Los otros salieron enseguida de sus escondites y empezaron a
reírse y a burlarse de él:
- ¡Isondú! ¡Isondú! ¡Te cazamos como a un tapir!
- A ver, ¿de qué te sirve ahora ser tan valiente?
- ¡Isondú! ¡Ahí va un anzuelo para que muerdas! ¿O querés
que llamemos a tu mamita para que te salve?
Y mientras tanto le tiraban palitos, frutos y unas bolitas
de arcilla dura con las que cazaban ratones y los pájaros.
Isondú les gritaba:
- Pero, ¿qué hacen? ¿qué les pasa? ¿qué les hice yo,
cobardes? - Y desde abajo les devolvía los proyectiles.

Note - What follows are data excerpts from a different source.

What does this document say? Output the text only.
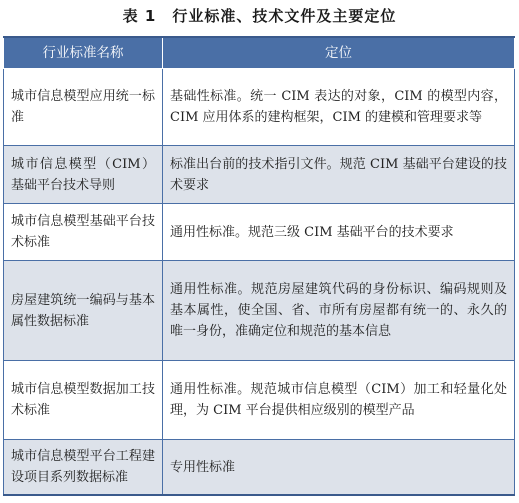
表 1　行业标准、技术文件及主要定位
行业标准名称	定位
城市信息模型应用统一标准	基础性标准。统一 CIM 表达的对象，CIM 的模型内容，CIM 应用体系的建构框架，CIM 的建模和管理要求等
城市信息模型（CIM）基础平台技术导则	标准出台前的技术指引文件。规范 CIM 基础平台建设的技术要求
城市信息模型基础平台技术标准	通用性标准。规范三级 CIM 基础平台的技术要求
房屋建筑统一编码与基本属性数据标准	通用性标准。规范房屋建筑代码的身份标识、编码规则及基本属性，使全国、省、市所有房屋都有统一的、永久的唯一身份，准确定位和规范的基本信息
城市信息模型数据加工技术标准	通用性标准。规范城市信息模型（CIM）加工和轻量化处理，为 CIM 平台提供相应级别的模型产品
城市信息模型平台工程建设项目系列数据标准	专用性标准
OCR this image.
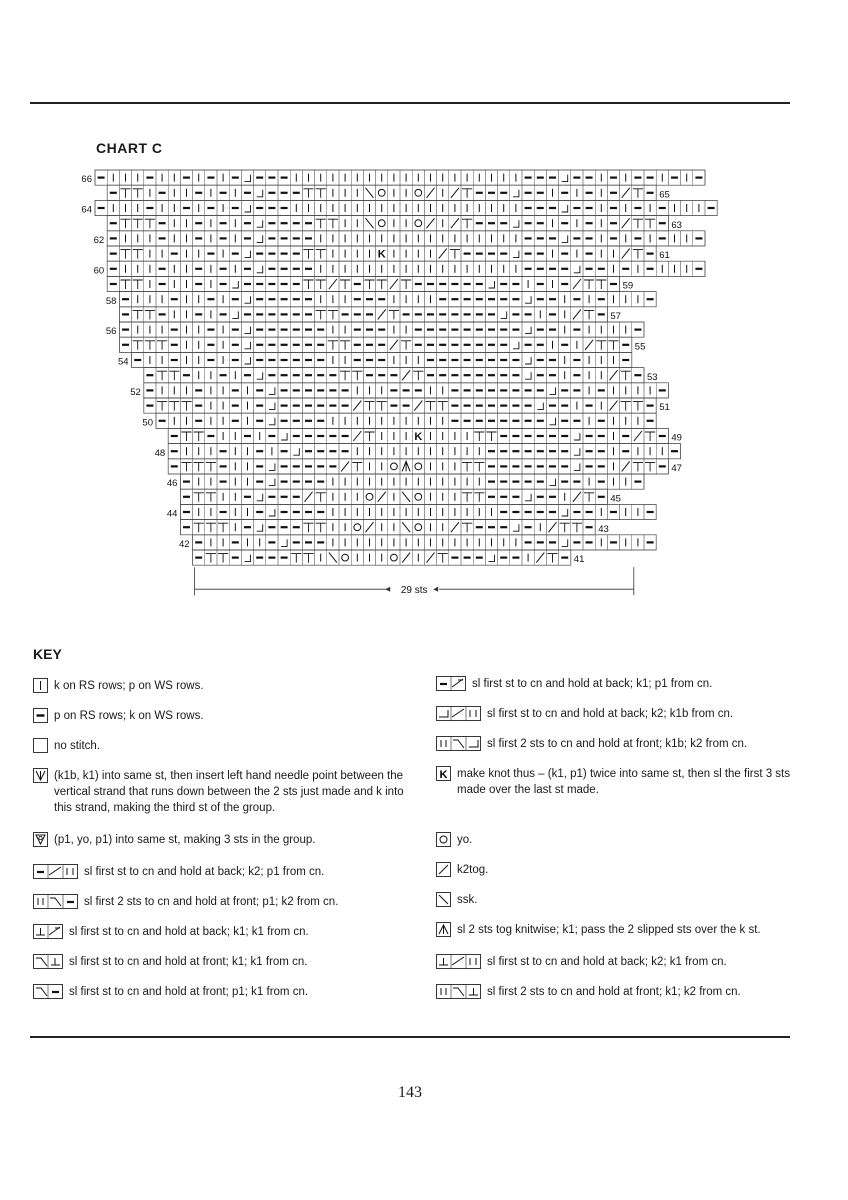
CHART C
66
65
64
63
62
K	61
60
59
58
57
56
55
54
53
52
51
50
K	49
48
47
46
45
44
43
42
41
29 sts
KEY
k on RS rows; p on WS rows.
p on RS rows; k on WS rows.
no stitch.
(k1b, k1) into same st, then insert left hand needle point between the vertical strand that runs down between the 2 sts just made and k into this strand, making the third st of the group.
(p1, yo, p1) into same st, making 3 sts in the group.
sl first st to cn and hold at back; k2; p1 from cn.
sl first 2 sts to cn and hold at front; p1; k2 from cn.
sl first st to cn and hold at back; k1; k1 from cn.
sl first st to cn and hold at front; k1; k1 from cn.
sl first st to cn and hold at front; p1; k1 from cn.
sl first st to cn and hold at back; k1; p1 from cn.
sl first st to cn and hold at back; k2; k1b from cn.
sl first 2 sts to cn and hold at front; k1b; k2 from cn.
K make knot thus – (k1, p1) twice into same st, then sl the first 3 sts made over the last st made.
yo.
k2tog.
ssk.
sl 2 sts tog knitwise; k1; pass the 2 slipped sts over the k st.
sl first st to cn and hold at back; k2; k1 from cn.
sl first 2 sts to cn and hold at front; k1; k2 from cn.
143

Uno de los agresores le contestó:
j- Ya vas a ver si somos cobardes. - Y agarró su maza y le
pegó a Isondú en un hombro, en la cabeza, en la espalda... Los demás se
envalentonaron y entre insultos hicieron lo propio: el cuerpo de Isondú se fue
llenando de cardenales y de sangre, y allí quedó, acallado, caído sobre un
costado en el fondo del pozo.
En la selva era casi de noche. Los asesinos seguían en el
borde de la trampa, paralizados por el miedo. De pronto vieron confusamente que
Isondú se movía, que su cuerpo tomaba de a poco la forma de un insecto y que en
el lugar de cada herida se encendía una lucecita. Isondú agitó sus alas y salió
volando: ya estaba libre.
Un momento después centenares de Isondúes se dispersaban en
la selva, debajo del techo que forman allí los árboles, los helechos y las
lianas, iluminando intermitentemente la noche guaraní. Muchos de estos insectos
traspusieron los ríos, dejaron atrás la selva y se perdieron en el campo. En la
Argentina, algunos le siguen diciendo "isondúes", otros los llaman
"bichos de luz, otros "tuquitos" y otros luciérnagas. En las
noches más oscuras vuelan a nuestro alrededor, y, cuando creemos que se han
ido, se encienden otra vez unos metros más allá, como estrellas terrenales.